Quando falamos em imigrantes devemos sempre falar de almas em deslocamento. Ocupam um não lugar físico e o preenchem com seus sonhos e ideais.

A nova terra se apresenta com o imaginário de um lugar que lhe dará tudo, inclusive as melhores condições de um retorno bem-sucedido e com abastança à terra natal.

Na maioria dos casos, estes imigrantes não esperam se fixar para sempre: muito ao contrário! Buscam sempre as condições ideais para quem um dia possam retornar às suas origens.

Mas no meio do caminho há os imponderáveis.

No caso específico que relatamos tivemos uma Grande Guerra que resultou não apenas em perdas materiais e emocionais, mas também resultou em mudanças drásticas nas formas de ser, estar e viver, não apenas individualmente mas enquanto sociedade.

Dito isso, precisamos conhecer um pouco deste trecho de “paraíso” buscado pelo jovem casal de imigrantes Jiuji e Michie Akama que desembarcam com seus sonhos no princípio da década de 1930 no Brasil.

São Paulo, era um ponto atrativo de vinda e distribuição de colônias por todo o estado e por regiões mais interioranas que se distribuíam por outras regiões e até estados.

O sonho imigrante sempre vem recheado de histórias, muitas delas fantasiosas e exageradas.

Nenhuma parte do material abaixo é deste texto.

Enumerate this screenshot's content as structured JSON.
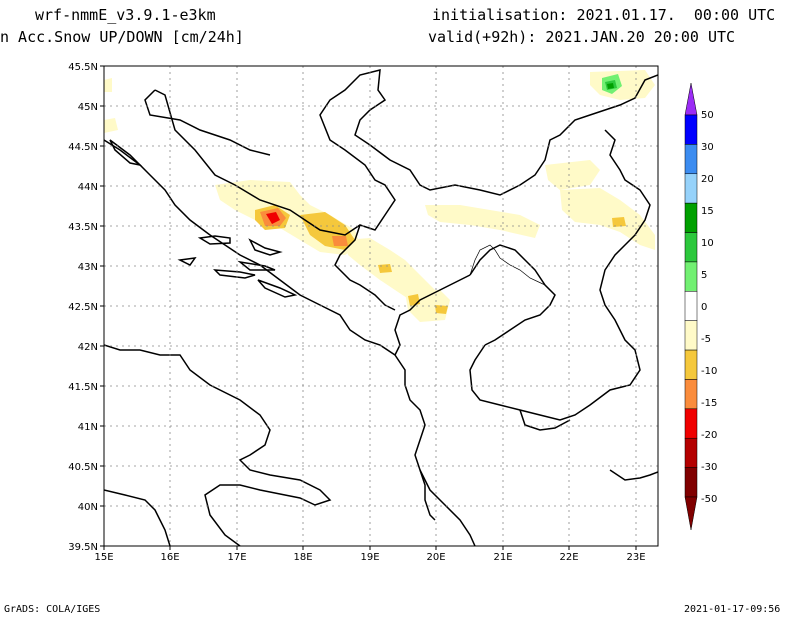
{
  "header": {
    "model": "wrf-nmmE_v3.9.1-e3km",
    "initialisation": "initialisation: 2021.01.17.  00:00 UTC",
    "variable": "n Acc.Snow UP/DOWN [cm/24h]",
    "valid": "valid(+92h): 2021.JAN.20 20:00 UTC"
  },
  "footer": {
    "credit": "GrADS: COLA/IGES",
    "timestamp": "2021-01-17-09:56"
  },
  "map": {
    "lon_labels": [
      "15E",
      "16E",
      "17E",
      "18E",
      "19E",
      "20E",
      "21E",
      "22E",
      "23E"
    ],
    "lat_labels": [
      "45.5N",
      "45N",
      "44.5N",
      "44N",
      "43.5N",
      "43N",
      "42.5N",
      "42N",
      "41.5N",
      "41N",
      "40.5N",
      "40N",
      "39.5N"
    ]
  },
  "colorbar": {
    "labels": [
      "50",
      "30",
      "20",
      "15",
      "10",
      "5",
      "0",
      "-5",
      "-10",
      "-15",
      "-20",
      "-30",
      "-50"
    ],
    "colors": [
      "#0000ff",
      "#3c8cf0",
      "#96d2fa",
      "#00a000",
      "#2cc83c",
      "#72f072",
      "#ffffff",
      "#fffac8",
      "#f5c83c",
      "#fa8c3c",
      "#f00000",
      "#b40000",
      "#800000"
    ],
    "top_color": "#9b2cf5",
    "bottom_color": "#800000"
  }
}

Não seria diferente do que aconteceu no caso da imigração nipônica. O receio de maus tratos e outros problemas levavam aos propagandeadores da nova terra a exagerar em relação aos ganhos e a possibilidade de enriquecimento rápido, dando aos futuros imigrantes a falsa sensação de que em pouco tempo poderiam retornar ao seu país e em muito melhor condição financeira.

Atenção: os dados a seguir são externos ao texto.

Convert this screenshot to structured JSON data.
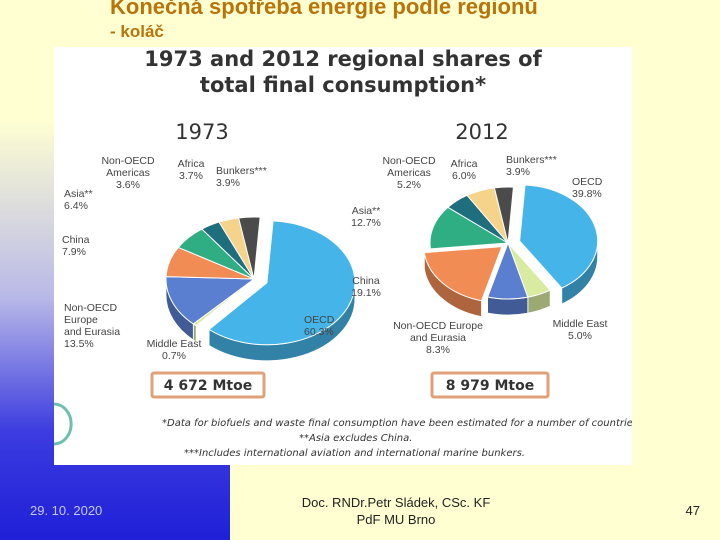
{
  "slide": {
    "title": "Konečná spotřeba energie podle regionů",
    "subtitle": "- koláč",
    "date": "29. 10. 2020",
    "author_line1": "Doc. RNDr.Petr Sládek, CSc. KF",
    "author_line2": "PdF MU Brno",
    "page": "47"
  },
  "figure": {
    "title_line1": "1973 and 2012 regional shares of",
    "title_line2": "total final consumption*",
    "footnote1": "*Data for biofuels and waste final consumption have been estimated for a number of countries.",
    "footnote2": "**Asia excludes China.",
    "footnote3": "***Includes international aviation and international marine bunkers."
  },
  "chart_data": [
    {
      "type": "pie",
      "title": "1973",
      "total_label": "4 672 Mtoe",
      "slices": [
        {
          "name": "OECD",
          "value": 60.3,
          "color": "#45b4e8"
        },
        {
          "name": "Middle East",
          "value": 0.7,
          "color": "#d9eba0"
        },
        {
          "name": "Non-OECD Europe and Eurasia",
          "value": 13.5,
          "color": "#5a7fd0"
        },
        {
          "name": "China",
          "value": 7.9,
          "color": "#f28c55"
        },
        {
          "name": "Asia**",
          "value": 6.4,
          "color": "#2fae84"
        },
        {
          "name": "Non-OECD Americas",
          "value": 3.6,
          "color": "#1f6e7d"
        },
        {
          "name": "Africa",
          "value": 3.7,
          "color": "#f5d38a"
        },
        {
          "name": "Bunkers***",
          "value": 3.9,
          "color": "#4b4b4b"
        }
      ],
      "labels": [
        {
          "lines": [
            "OECD",
            "60.3%"
          ]
        },
        {
          "lines": [
            "Middle East",
            "0.7%"
          ]
        },
        {
          "lines": [
            "Non-OECD",
            "Europe",
            "and Eurasia",
            "13.5%"
          ]
        },
        {
          "lines": [
            "China",
            "7.9%"
          ]
        },
        {
          "lines": [
            "Asia**",
            "6.4%"
          ]
        },
        {
          "lines": [
            "Non-OECD",
            "Americas",
            "3.6%"
          ]
        },
        {
          "lines": [
            "Africa",
            "3.7%"
          ]
        },
        {
          "lines": [
            "Bunkers***",
            "3.9%"
          ]
        }
      ]
    },
    {
      "type": "pie",
      "title": "2012",
      "total_label": "8 979 Mtoe",
      "slices": [
        {
          "name": "OECD",
          "value": 39.8,
          "color": "#45b4e8"
        },
        {
          "name": "Middle East",
          "value": 5.0,
          "color": "#d9eba0"
        },
        {
          "name": "Non-OECD Europe and Eurasia",
          "value": 8.3,
          "color": "#5a7fd0"
        },
        {
          "name": "China",
          "value": 19.1,
          "color": "#f28c55"
        },
        {
          "name": "Asia**",
          "value": 12.7,
          "color": "#2fae84"
        },
        {
          "name": "Non-OECD Americas",
          "value": 5.2,
          "color": "#1f6e7d"
        },
        {
          "name": "Africa",
          "value": 6.0,
          "color": "#f5d38a"
        },
        {
          "name": "Bunkers***",
          "value": 3.9,
          "color": "#4b4b4b"
        }
      ],
      "labels": [
        {
          "lines": [
            "OECD",
            "39.8%"
          ]
        },
        {
          "lines": [
            "Middle East",
            "5.0%"
          ]
        },
        {
          "lines": [
            "Non-OECD Europe",
            "and Eurasia",
            "8.3%"
          ]
        },
        {
          "lines": [
            "China",
            "19.1%"
          ]
        },
        {
          "lines": [
            "Asia**",
            "12.7%"
          ]
        },
        {
          "lines": [
            "Non-OECD",
            "Americas",
            "5.2%"
          ]
        },
        {
          "lines": [
            "Africa",
            "6.0%"
          ]
        },
        {
          "lines": [
            "Bunkers***",
            "3.9%"
          ]
        }
      ]
    }
  ]
}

Só que a verdade se mostrava bem mais difícil: afastados em fazendas distantes os colonos encontravam termos de contrato que significavam muito trabalho para pouco retorno, doenças e a necessidade de comprarem em armazéns locais que cobravam muito caro por necessidades básicas. O resultado de tudo isso somado era dívida e a impossibilidade do tal enriquecimento fácil e farto.

O universo das colônias

O mito do retorno rápido também possuía uma outra contraindicação: se inicialmente o objetivo era permanecer no Brasil por pouco tempo, os imigrantes, em especial os mais velhos começavam a ter uma concepção de que não seria preciso adaptar-se tanto. E o caso nipônico foi exemplar neste sentido: procuravam manter suas raízes e origens tanto quanto possível. Daí que a educação e o aprendizado da nova língua ficava destinado apenas aos mais jovens ou nascidos no Brasil. Era comum que a educação formal é que fazia o papel de ensinar não apenas as letras, mas também a cultura brasileira. Muitos chegavam à escola sem saber falar o português.

O espaço familiar, dado ao apego às tradições japonesas levavam a distribuição de papéis familiares bem definidos e marcados numa hierarquia onde o homem deveria ser o provedor, a mulher a cuidadora submissa e os filhos o auxílio nos trabalhos com a lavoura. Mesmo nos casos onde os maridos não ganhassem o suficiente, as mulheres os ajudavam na lavoura, mas também tinham de permanecer com suas responsabilidades domésticas.

Era comum que as famílias começassem a ficar numerosas para que houvesse mais braços na lavoura, e assim, os que podiam receber educação seria apenas um ou dois filhos. Às filhas, caberia o papel de ser ‘prendadas’ e arranjar um bom casamento.

Resumidamente, era este o universo que a Família Akama encontrou quando desembarcou no Brasil. Nem tudo eram flores e as dificuldades não eram pequenas.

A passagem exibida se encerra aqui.